Pidgeon points out that initiatives such as the Dubai Green Building Regulations and, notable, Estidama in Abu Dhabi, are helping to make new buildings in the UAE more “green” in a holistic sense. “However, the reality is that we will always rely heavily on air conditioning in this part of the world. For our consumption to become truly sustainable, we need to see investment in high-performance A/C systems and innovations in cooling technology, as well as a transition towards a decarbonised grid. The UAE is moving in this direction with the development of large-scale solar installations such as the Mohammed bin Rashid Al Maktoum solar park in Dubai.
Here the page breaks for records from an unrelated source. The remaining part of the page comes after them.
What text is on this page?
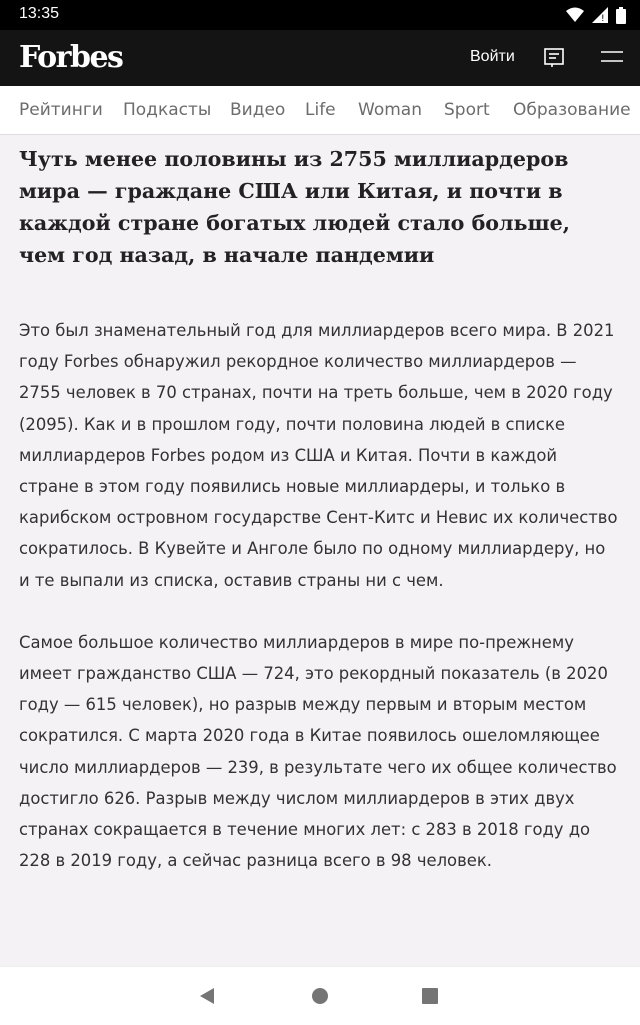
13:35	!
Forbes	Войти
Рейтинги Подкасты Видео Life Woman Sport Образование
Чуть менее половины из 2755 миллиардеров мира — граждане США или Китая, и почти в каждой стране богатых людей стало больше, чем год назад, в начале пандемии

Это был знаменательный год для миллиардеров всего мира. В 2021 году Forbes обнаружил рекордное количество миллиардеров — 2755 человек в 70 странах, почти на треть больше, чем в 2020 году (2095). Как и в прошлом году, почти половина людей в списке миллиардеров Forbes родом из США и Китая. Почти в каждой стране в этом году появились новые миллиардеры, и только в карибском островном государстве Сент-Китс и Невис их количество сократилось. В Кувейте и Анголе было по одному миллиардеру, но и те выпали из списка, оставив страны ни с чем.

Самое большое количество миллиардеров в мире по-прежнему имеет гражданство США — 724, это рекордный показатель (в 2020 году — 615 человек), но разрыв между первым и вторым местом сократился. С марта 2020 года в Китае появилось ошеломляющее число миллиардеров — 239, в результате чего их общее количество достигло 626. Разрыв между числом миллиардеров в этих двух странах сокращается в течение многих лет: с 283 в 2018 году до 228 в 2019 году, а сейчас разница всего в 98 человек.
Nuclear energy, which will always divide opinion, is also being introduced, and this will certainly help to reduce the carbon footprint of the UAE,” explains Pidgeon.
Considering the rapid pace of growth in the UAE’s population, one cannot say for sure that people will be consuming less energy in 2030. Pidgeon says that what we can do is to reduce the carbon emissions associated with that consumption. “Renewable technologies, solar, in particular, are becoming genuinely more economical than electricity generation from fossil fuels, and by 2030, I think we will see a situation where the UAE meets most or all of its energy needs without fossil fuels,” says Pidgeon.
When it comes to ‘green’ trends, Abbar says that there have been some path-breaking initiatives happening in the UAE. He gives an example of the solar power energy sources that have taken off considerably since Dubai Electricity and Water Authority launched net-metering in Dubai. The 3D building design and construction is also gaining popularity according to him.
Pidgeon adds, “Many of our commercial buildings are already fitted with sophisticated building management systems. In most cases, there has been a lack of awareness of how to use these systems to their full potential, and what we are seeing now is that FM companies are becoming smarter in how they take advantage of these systems. Through re-commissioning existing technology within a building, significant reductions in energy consumption can be achieved, before even making any physical changes to the equipment in the building. Better maintenance can also play a key role in improving performance, and all of these opportunities can be identified through conducting an energy audit.”
All said and done, the future is bright for retrofitting. Developers are looking for more innovative ways to save money and to differentiate themselves from their competitors, and retrofitting offers a solution that meets both of these needs. However, the effort that is being made by Government entities must continue. While there are concerted and successful efforts already, more governmental efforts to increase building retrofits primarily in the private sector will help drive energy demand management. Based on research that has been conducted by local think tanks and government entities, other steps include taking efforts to create and maintain a robust green economy. Implementing product certification schemes and finally, stabilising progress with concerted education and awareness efforts.